Maybe that's the best way I can put it. You begin a "jumping off" piece with a super vivid hook that doesn't have to carry any import. The import is where it goes, how you zoom out. As you zoom out, you notice this slippage between where you were and where you seemed to be heading and where you are. It's like looking out the window of a moving car: the planes of distances seem to disagree on how fast you're moving - and whether you're moving at all. But when you look closely, there is a progression. The static background and the blurred foreground are interconnected, flat bead by flat bead, billboard sprite by billboard sprite. You know it's all one big block of invisible jello out there, wobbling, with those moving pieces you see stuck in it, waving about at different distances.
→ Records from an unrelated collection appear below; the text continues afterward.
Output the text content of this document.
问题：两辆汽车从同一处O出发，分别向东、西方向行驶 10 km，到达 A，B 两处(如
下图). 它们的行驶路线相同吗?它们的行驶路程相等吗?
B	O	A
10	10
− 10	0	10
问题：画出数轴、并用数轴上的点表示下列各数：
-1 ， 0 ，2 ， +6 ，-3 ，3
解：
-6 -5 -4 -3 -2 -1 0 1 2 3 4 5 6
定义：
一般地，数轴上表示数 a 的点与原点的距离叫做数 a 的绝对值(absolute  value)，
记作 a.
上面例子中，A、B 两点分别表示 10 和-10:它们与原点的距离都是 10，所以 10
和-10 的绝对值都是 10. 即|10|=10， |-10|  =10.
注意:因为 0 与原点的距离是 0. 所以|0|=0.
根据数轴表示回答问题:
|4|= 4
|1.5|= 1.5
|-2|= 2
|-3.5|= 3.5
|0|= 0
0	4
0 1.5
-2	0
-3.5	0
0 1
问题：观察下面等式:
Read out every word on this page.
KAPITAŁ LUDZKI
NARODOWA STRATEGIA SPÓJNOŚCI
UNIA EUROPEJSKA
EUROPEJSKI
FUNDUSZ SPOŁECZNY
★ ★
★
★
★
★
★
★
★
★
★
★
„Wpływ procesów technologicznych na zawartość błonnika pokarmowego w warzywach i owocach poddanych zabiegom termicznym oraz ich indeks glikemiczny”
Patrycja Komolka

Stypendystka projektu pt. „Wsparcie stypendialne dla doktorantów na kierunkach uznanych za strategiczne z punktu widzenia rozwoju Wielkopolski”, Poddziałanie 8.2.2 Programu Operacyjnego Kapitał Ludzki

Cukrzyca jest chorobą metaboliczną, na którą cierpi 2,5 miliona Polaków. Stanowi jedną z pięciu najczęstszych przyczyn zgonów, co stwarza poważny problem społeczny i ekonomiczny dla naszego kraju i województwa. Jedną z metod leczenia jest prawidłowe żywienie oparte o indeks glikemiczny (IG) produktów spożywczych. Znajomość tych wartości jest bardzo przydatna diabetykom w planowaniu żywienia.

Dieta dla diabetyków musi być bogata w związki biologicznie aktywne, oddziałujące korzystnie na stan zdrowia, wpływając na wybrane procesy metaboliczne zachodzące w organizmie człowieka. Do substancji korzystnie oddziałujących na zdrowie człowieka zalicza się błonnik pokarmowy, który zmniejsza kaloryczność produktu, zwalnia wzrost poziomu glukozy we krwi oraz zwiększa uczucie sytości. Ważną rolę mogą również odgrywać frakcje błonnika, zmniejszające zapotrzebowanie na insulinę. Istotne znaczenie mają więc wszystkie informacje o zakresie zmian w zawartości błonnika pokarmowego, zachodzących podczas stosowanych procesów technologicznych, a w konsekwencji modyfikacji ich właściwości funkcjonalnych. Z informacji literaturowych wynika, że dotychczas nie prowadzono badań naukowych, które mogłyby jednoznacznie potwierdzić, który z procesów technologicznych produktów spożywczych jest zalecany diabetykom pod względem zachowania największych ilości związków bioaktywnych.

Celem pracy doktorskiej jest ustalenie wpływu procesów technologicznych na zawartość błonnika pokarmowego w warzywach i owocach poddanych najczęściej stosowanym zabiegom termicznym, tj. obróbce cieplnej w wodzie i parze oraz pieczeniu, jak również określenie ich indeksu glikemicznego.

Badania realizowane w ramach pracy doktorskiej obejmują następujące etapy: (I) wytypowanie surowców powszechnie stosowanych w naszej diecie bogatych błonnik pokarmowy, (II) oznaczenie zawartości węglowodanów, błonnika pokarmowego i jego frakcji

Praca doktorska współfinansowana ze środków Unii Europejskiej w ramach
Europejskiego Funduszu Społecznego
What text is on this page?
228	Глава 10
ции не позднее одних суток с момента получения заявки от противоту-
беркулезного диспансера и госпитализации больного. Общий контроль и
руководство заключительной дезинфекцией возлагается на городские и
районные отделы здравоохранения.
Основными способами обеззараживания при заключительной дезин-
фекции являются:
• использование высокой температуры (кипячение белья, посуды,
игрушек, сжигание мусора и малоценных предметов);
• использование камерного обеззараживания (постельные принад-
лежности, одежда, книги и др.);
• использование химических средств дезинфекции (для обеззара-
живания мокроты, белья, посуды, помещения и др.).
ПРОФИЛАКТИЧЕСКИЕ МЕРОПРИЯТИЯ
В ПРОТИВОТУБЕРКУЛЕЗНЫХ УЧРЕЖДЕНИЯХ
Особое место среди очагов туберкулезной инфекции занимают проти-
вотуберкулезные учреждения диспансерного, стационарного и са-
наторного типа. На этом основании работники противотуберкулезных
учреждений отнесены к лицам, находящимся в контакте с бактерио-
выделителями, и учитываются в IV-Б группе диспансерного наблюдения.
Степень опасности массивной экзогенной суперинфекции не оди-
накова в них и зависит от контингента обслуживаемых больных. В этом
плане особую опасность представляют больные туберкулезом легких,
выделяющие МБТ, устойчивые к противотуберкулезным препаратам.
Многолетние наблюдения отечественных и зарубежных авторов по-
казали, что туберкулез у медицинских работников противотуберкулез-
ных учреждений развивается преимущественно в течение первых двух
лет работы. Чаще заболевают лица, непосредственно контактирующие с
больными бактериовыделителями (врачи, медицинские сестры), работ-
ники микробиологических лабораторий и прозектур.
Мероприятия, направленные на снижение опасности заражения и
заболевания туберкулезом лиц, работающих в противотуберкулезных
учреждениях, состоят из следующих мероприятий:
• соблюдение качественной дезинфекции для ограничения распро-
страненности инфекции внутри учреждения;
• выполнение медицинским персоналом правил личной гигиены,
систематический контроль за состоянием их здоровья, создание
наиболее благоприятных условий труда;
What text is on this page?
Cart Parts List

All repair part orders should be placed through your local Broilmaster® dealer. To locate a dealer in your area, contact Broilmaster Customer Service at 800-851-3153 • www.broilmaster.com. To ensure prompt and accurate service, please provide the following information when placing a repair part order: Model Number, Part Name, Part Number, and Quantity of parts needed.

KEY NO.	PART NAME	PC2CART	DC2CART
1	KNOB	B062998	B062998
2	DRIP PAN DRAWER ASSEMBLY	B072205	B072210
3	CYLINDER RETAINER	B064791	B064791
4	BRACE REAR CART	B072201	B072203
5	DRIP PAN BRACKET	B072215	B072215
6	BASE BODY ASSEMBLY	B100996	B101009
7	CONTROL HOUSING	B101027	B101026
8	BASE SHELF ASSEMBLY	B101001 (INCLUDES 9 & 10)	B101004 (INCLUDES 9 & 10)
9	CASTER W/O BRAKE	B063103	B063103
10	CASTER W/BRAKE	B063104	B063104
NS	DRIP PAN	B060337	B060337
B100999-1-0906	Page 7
That's a bad metaphor. I won't defend it, but I'm too lazy to try harder. Never mind the jello. But I'll stick with the parallax. I think that can be useful. Also the diving board (probably one thing Billy Collins said, but other writers do, a useful cliche). And the relation to haiku, and storytelling in general, but the claim of at least a little distinction.
In a short story, the parallax between beginning and end is about some discrete realization, which usually is either in the character, or in you about the character. Stories without character aren't stories, and short stories are short. This may sound a little pat, but there aren't too many other options, if you think about it. (Try, though. Distrust what sounds a little pat. Even a small exception is interesting.)
In a "jumping off" poem, the parallax is the sleight of hand of a daydream. You take some perhaps mundane but vivid focal point, and then you progress by accelerating shades to daydream about something entirely different, but you leave a trail of breadcrumbs as to how you went.
We started with a diving board. Now we are escaping the Minotaur's labyrinth. What does the labyrinth mean for us as living creatures? What might it mean that isn't that, or that, or that?